City of Sydney embarks on Sydney Park restoration project

Sydney City Council has confirmed that it will preserve and restore a number of brick kilns and chimneys located in Sydney Park with the help of Tonkin Zulaikha Greer Architects and JMD Design, as it seeks to maintain the links between community and landscape.

Built in the 19th century, the structures are remnants of the brick-making industry that resided in the area at the time. Improvements to the park will sensitively incorporate the industrial past of the park.

“The Sydney Park Kilns and Chimneys are culturally significant and we want to integrate the site’s history into the landscape,” said Clover Moore, Mayor of Sydney.
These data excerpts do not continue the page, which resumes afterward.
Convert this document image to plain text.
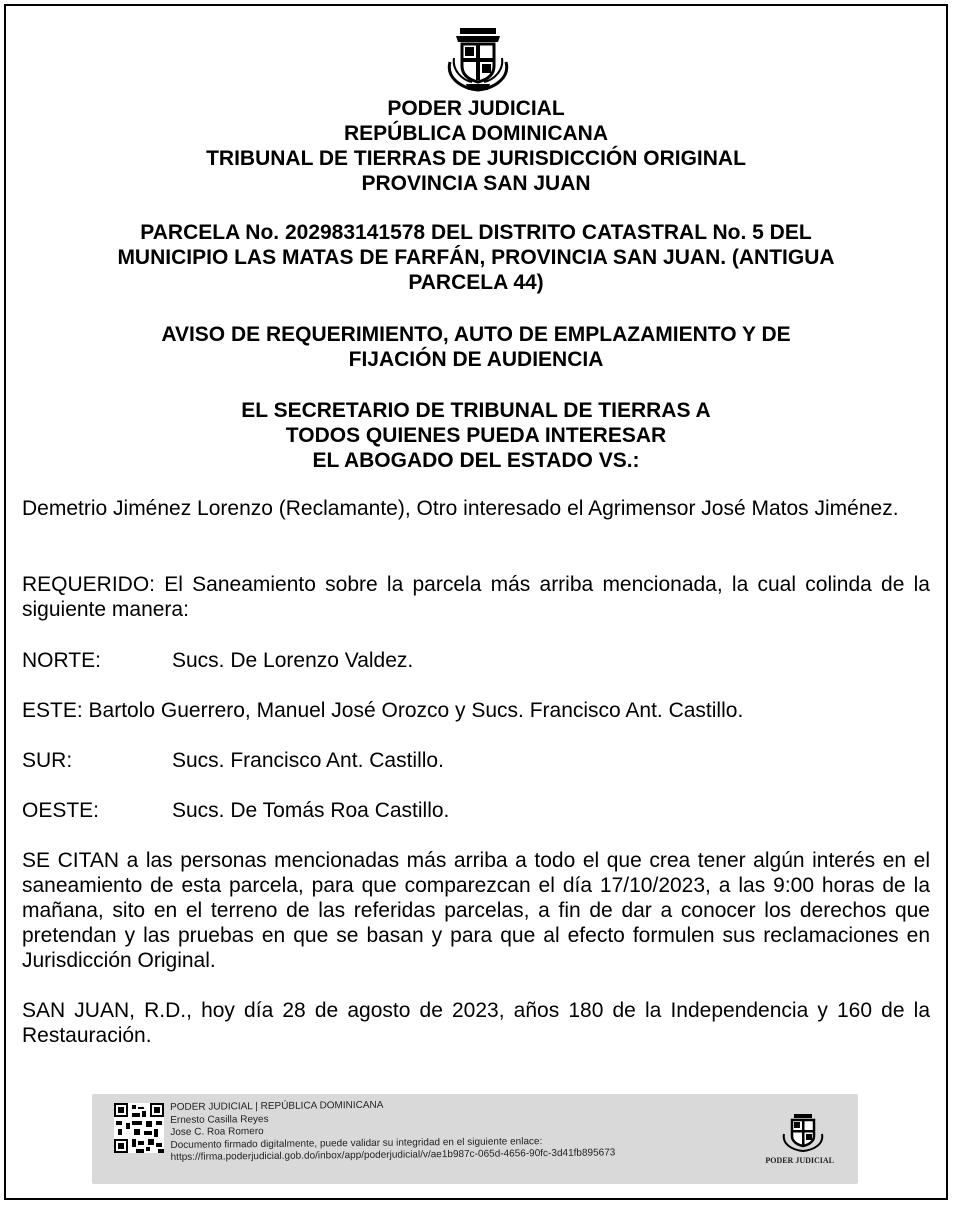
PODER JUDICIAL
REPÚBLICA DOMINICANA
TRIBUNAL DE TIERRAS DE JURISDICCIÓN ORIGINAL
PROVINCIA SAN JUAN
PARCELA No. 202983141578 DEL DISTRITO CATASTRAL No. 5 DEL
MUNICIPIO LAS MATAS DE FARFÁN, PROVINCIA SAN JUAN. (ANTIGUA
PARCELA 44)
AVISO DE REQUERIMIENTO, AUTO DE EMPLAZAMIENTO Y DE
FIJACIÓN DE AUDIENCIA
EL SECRETARIO DE TRIBUNAL DE TIERRAS A
TODOS QUIENES PUEDA INTERESAR
EL ABOGADO DEL ESTADO VS.:
Demetrio Jiménez Lorenzo (Reclamante), Otro interesado el Agrimensor José Matos Jiménez.
REQUERIDO: El Saneamiento sobre la parcela más arriba mencionada, la cual colinda de la siguiente manera:
NORTE:	Sucs. De Lorenzo Valdez.
ESTE: Bartolo Guerrero, Manuel José Orozco y Sucs. Francisco Ant. Castillo.
SUR:	Sucs. Francisco Ant. Castillo.
OESTE:	Sucs. De Tomás Roa Castillo.
SE CITAN a las personas mencionadas más arriba a todo el que crea tener algún interés en el saneamiento de esta parcela, para que comparezcan el día 17/10/2023, a las 9:00 horas de la mañana, sito en el terreno de las referidas parcelas, a fin de dar a conocer los derechos que pretendan y las pruebas en que se basan y para que al efecto formulen sus reclamaciones en Jurisdicción Original.
SAN JUAN, R.D., hoy día 28 de agosto de 2023, años 180 de la Independencia y 160 de la Restauración.
PODER JUDICIAL | REPÚBLICA DOMINICANA
Ernesto Casilla Reyes
Jose C. Roa Romero
Documento firmado digitalmente, puede validar su integridad en el siguiente enlace:
https://firma.poderjudicial.gob.do/inbox/app/poderjudicial/v/ae1b987c-065d-4656-90fc-3d41fb895673	PODER JUDICIAL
“The City of Sydney is a leader in marrying historic structures with green spaces, such as the beautiful gardens at Paddington Reservoir, and we are ready to create another memorable space in Sydney Park.”
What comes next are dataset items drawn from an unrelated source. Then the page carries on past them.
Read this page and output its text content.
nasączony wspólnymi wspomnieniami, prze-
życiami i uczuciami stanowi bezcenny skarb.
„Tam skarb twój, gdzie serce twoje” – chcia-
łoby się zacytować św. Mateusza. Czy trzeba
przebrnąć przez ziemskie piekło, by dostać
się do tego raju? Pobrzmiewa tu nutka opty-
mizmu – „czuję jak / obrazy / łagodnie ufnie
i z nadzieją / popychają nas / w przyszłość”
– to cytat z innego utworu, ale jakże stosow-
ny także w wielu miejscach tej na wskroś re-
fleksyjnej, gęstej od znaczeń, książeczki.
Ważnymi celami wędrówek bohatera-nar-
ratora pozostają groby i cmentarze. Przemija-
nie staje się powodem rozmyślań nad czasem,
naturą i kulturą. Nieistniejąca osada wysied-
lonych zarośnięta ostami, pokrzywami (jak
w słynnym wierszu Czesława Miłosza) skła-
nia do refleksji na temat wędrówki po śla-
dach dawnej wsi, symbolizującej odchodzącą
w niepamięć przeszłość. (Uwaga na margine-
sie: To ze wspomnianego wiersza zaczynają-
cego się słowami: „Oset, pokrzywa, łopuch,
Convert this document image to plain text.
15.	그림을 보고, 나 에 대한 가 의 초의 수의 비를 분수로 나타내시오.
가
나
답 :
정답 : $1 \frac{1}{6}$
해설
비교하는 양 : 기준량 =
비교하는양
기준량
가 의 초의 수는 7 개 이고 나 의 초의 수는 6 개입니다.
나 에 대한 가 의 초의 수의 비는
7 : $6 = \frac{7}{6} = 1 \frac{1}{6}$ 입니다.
The space where the park is located was a forest of turpentine and iron bark where the Gadigal and Wangal people hunted kangaroos. After European settlement, a number of brick, pottery and tile factories were established in the area from the early 19th century due to the abundance of brick clay found in the area.

Brick making continued at the site until the 1970s and became a landfill until 1976. Earth and construction rubble was placed over the brick pits to form Sydney Park a few years later.

The council plans to construct a raised lawn and new plazas, kiln-paved outlines, railway tracks and brick pits to acknowledge the industrial context of the park, better access to the area from the Princes Highway and the preservation of the furnaces by placing roofs over the works.

Unfortunately, despite outside interest, the Council is unable to reallocate the buildings to commercial use due to structural and safety issues.